After an interval during which local school districts were led to believe the money would arrive for them this fiscal year, the Jindal Administration decided to save the money for higher education for next year, by a complex shuffling of money from fund to fund. Because of the previous acceptance of federal funds for higher education, which apparently will not be available for this upcoming fiscal year, $68 million had to be there for higher education to fulfill requirements for use of the money already spent or intended to be spent. The remainder the Jindal Administration hoped to spend on higher education next year.
But for the fund shunting to occur and the money added to this year’s budget, this appropriations change had to be approved, as the entire Legislature is not in session, by its Joint Legislative Committee on the Budget, a panel composed of members of each chamber’s money committees plus the chairmen of another important committee from each, which routinely accepts these changes. Composed as such, currently it is split almost evenly between Democrats and Republicans, given the chambers’ partisan balances.
So it wouldn’t take much for frustrated Democrats on the committee to relish a chance to stick it to Jindal. Several openly loath his attempts (with partial success) to hold down spending that contradicts their big government impulses, and especially resent his curtailing one of their main sources of electoral leverage, members’ amendments, with his line item veto power and its threatened use. Combine them with a few Republican members friendly with the traditional special interests that run elementary and secondary education in the state (some with backgrounds in it), and there were more than enough votes there to use only the $68 million for higher education next year, and to pump the other $79 million into state schools now.
However, likely this is not a novel assertion of legislative power; rather, it’s a one-off episode. This was a very narrowly-defined issue with plenty of time to investigate the public policy ramifications, among themselves and in public. The coming situation where thousands of line items and so many unknowns about hundreds of revenues and expenditure sources get dumped like a waterfall on legislators over just a few weeks always brings the advantage to the governor who has the staff to understand much better options and implications, as well as the veto power on which the Legislature never has used its override ability on any appropriation.
Yet the incident might convolute the process negatively. Jindal cannot act petulantly by using the incident as an excuse not to provide the leadership only available from his office in this time of budgeting stress in order to put the onus on the Legislature. For their part, legislators cannot see this as an encouragement to sabotage for political purposes only leadership emanating from Jindal, especially tempting as this is an election year; opposition should come only when it is constructive and assists in hammering out a budget without bad consequences in a period of declining revenue. Failure to operate in the proper spirit is going to make for a bad situation all around.
1 comment:
Another typical boring Jeff Sadow post. A bunch of puffery for the man he unquestioningly worships, Jindal, teamed with a couple of unsupported swipes at liberals that harkens of conspiracy theories. Take this choice quote: "Three months ago, the Democrat-controlled federal government decided to spend some more money the country didn’t have on the states in a last-ditch bid to buy and activate support from some traditional constituencies."

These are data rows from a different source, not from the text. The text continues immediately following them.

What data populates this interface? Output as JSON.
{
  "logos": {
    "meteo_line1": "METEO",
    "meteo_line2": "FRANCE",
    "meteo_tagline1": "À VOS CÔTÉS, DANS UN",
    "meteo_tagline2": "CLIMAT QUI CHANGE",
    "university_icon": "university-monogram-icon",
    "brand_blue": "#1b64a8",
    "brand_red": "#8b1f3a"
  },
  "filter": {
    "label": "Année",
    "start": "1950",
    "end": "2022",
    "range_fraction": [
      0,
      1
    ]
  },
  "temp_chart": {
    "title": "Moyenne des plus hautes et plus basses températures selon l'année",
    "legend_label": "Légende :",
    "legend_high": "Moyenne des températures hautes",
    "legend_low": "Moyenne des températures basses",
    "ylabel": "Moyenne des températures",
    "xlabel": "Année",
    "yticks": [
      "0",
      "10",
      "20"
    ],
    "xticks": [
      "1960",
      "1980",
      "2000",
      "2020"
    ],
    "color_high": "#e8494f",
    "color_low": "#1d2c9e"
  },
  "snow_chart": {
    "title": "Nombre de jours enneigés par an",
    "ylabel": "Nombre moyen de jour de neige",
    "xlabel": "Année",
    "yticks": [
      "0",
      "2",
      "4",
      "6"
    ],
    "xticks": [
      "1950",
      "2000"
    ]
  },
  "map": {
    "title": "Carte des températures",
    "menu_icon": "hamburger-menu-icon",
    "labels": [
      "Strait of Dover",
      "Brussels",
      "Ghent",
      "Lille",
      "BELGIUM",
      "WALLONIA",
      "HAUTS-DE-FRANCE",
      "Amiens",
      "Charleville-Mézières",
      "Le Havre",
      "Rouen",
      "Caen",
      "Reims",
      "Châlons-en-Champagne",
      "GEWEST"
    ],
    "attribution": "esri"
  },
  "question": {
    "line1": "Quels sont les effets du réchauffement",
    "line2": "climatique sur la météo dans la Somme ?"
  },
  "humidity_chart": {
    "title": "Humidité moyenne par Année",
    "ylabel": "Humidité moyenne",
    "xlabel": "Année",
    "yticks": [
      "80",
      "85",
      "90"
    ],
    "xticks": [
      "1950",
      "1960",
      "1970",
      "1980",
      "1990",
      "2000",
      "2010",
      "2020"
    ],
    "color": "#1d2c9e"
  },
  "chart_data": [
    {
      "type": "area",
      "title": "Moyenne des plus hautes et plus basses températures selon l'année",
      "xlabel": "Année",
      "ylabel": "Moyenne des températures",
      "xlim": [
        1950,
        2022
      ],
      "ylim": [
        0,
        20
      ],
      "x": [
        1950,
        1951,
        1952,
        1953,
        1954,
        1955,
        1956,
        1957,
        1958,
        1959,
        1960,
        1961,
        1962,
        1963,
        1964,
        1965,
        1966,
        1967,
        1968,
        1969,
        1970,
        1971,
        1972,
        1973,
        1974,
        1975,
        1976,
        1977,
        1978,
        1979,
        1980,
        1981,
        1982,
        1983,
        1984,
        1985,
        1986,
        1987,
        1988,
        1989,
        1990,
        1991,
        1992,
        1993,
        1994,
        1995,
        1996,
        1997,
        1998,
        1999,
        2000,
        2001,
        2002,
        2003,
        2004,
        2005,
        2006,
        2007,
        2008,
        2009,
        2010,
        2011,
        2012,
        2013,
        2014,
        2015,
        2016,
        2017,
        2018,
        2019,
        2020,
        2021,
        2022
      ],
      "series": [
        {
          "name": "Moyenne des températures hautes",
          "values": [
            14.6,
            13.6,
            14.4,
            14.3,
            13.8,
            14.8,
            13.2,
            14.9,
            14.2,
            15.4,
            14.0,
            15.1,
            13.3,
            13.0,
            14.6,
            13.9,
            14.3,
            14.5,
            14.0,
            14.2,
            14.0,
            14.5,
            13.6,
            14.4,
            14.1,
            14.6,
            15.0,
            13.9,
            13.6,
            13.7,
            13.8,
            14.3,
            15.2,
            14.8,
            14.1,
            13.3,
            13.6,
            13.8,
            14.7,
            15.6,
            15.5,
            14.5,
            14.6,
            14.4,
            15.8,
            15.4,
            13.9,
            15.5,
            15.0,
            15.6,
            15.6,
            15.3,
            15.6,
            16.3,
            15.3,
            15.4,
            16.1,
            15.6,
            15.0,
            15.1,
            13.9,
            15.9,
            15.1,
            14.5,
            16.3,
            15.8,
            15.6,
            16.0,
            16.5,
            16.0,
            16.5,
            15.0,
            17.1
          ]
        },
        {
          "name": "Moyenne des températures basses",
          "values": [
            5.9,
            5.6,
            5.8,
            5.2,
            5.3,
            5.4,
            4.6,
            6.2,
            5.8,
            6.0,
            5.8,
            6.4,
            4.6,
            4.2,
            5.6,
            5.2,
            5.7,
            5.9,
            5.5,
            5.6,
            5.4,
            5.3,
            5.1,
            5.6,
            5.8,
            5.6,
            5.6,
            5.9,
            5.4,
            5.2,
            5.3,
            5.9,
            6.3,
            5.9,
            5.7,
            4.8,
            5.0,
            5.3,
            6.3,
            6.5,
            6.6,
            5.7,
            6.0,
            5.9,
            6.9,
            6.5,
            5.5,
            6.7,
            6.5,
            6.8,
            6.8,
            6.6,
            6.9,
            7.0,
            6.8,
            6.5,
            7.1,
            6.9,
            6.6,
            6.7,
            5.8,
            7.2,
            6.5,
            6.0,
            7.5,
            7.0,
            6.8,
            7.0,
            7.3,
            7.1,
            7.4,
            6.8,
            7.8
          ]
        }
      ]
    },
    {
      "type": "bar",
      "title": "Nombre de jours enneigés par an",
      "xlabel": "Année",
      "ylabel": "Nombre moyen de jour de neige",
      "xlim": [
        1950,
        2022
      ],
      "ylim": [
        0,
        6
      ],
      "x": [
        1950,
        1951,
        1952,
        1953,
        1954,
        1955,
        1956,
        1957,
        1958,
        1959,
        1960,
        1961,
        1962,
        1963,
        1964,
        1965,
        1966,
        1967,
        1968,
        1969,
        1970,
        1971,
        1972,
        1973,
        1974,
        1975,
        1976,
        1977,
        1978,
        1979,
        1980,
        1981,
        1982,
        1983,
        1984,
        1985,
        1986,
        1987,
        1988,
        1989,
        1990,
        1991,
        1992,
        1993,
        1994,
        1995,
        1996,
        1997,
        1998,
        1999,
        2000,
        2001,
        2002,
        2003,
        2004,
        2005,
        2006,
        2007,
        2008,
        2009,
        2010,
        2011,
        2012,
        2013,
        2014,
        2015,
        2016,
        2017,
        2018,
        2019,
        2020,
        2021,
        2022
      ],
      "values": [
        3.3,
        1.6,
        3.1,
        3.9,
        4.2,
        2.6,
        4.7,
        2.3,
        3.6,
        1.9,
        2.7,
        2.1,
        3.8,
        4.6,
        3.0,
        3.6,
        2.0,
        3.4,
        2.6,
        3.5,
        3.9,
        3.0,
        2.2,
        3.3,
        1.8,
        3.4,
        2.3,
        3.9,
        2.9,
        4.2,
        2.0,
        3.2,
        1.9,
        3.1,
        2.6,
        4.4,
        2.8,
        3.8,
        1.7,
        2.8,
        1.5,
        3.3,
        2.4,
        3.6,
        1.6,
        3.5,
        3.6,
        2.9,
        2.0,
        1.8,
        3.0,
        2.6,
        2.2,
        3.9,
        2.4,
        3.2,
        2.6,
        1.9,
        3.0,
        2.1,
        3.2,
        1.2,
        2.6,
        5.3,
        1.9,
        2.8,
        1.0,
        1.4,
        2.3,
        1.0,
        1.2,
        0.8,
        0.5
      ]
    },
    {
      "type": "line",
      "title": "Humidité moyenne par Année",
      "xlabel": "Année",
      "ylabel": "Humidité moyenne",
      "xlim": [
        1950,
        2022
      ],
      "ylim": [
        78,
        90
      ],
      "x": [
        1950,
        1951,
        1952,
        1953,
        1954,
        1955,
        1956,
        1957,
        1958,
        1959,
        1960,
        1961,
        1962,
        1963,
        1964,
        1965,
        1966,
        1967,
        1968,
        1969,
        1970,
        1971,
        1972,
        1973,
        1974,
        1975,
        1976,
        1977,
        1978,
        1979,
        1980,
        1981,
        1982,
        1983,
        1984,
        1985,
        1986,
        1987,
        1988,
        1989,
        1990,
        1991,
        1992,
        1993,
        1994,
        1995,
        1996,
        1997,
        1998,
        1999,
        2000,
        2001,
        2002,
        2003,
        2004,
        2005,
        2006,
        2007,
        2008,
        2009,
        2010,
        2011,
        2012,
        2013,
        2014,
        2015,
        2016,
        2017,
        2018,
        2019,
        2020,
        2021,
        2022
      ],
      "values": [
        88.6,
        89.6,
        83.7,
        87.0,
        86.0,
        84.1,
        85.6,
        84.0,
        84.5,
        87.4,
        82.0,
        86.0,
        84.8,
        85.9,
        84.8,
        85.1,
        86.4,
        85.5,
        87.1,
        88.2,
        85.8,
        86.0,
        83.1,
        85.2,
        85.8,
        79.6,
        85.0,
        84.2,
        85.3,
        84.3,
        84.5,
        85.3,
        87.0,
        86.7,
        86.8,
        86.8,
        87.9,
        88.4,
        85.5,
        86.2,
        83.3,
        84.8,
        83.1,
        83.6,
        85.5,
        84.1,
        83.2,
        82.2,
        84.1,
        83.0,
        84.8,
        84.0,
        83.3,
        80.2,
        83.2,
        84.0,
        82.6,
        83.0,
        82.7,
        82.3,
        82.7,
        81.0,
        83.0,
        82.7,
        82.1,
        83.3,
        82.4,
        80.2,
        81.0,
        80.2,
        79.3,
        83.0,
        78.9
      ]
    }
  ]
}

Deeply ridiculous in many ways, but lets just consider for a moment that in Jeff's world, the Obama policies were not designed at all with the economy in mind, it was just a series of secret, Machievellian bribes. It overlooks the overwhelming support of economists worldwide (both conservative and liberal, except for the small, well-paid conservative think-tank "economists" in this country) in support of stimulus in this context. It's deeply dishonest and stupid, of course. Consider the huge chunk of the stimulus that was given to states to dispense according to each state's internal decision. You'll notice that these payments weren't targeted to blue or battleground states to win support. Much was heaped on red states, which thanked Obama by hosting an endless pity party of victimization and scorn. In the real world, Jeff, the stimulus (which I opposed) was designed to help the economy. But your delusion is so gripping that you can only imagine this middle-of-the-road politician as some sort of Soviet/Islamist monster hellbent on ruining the economy to pave the way for UN takeover and sharia law.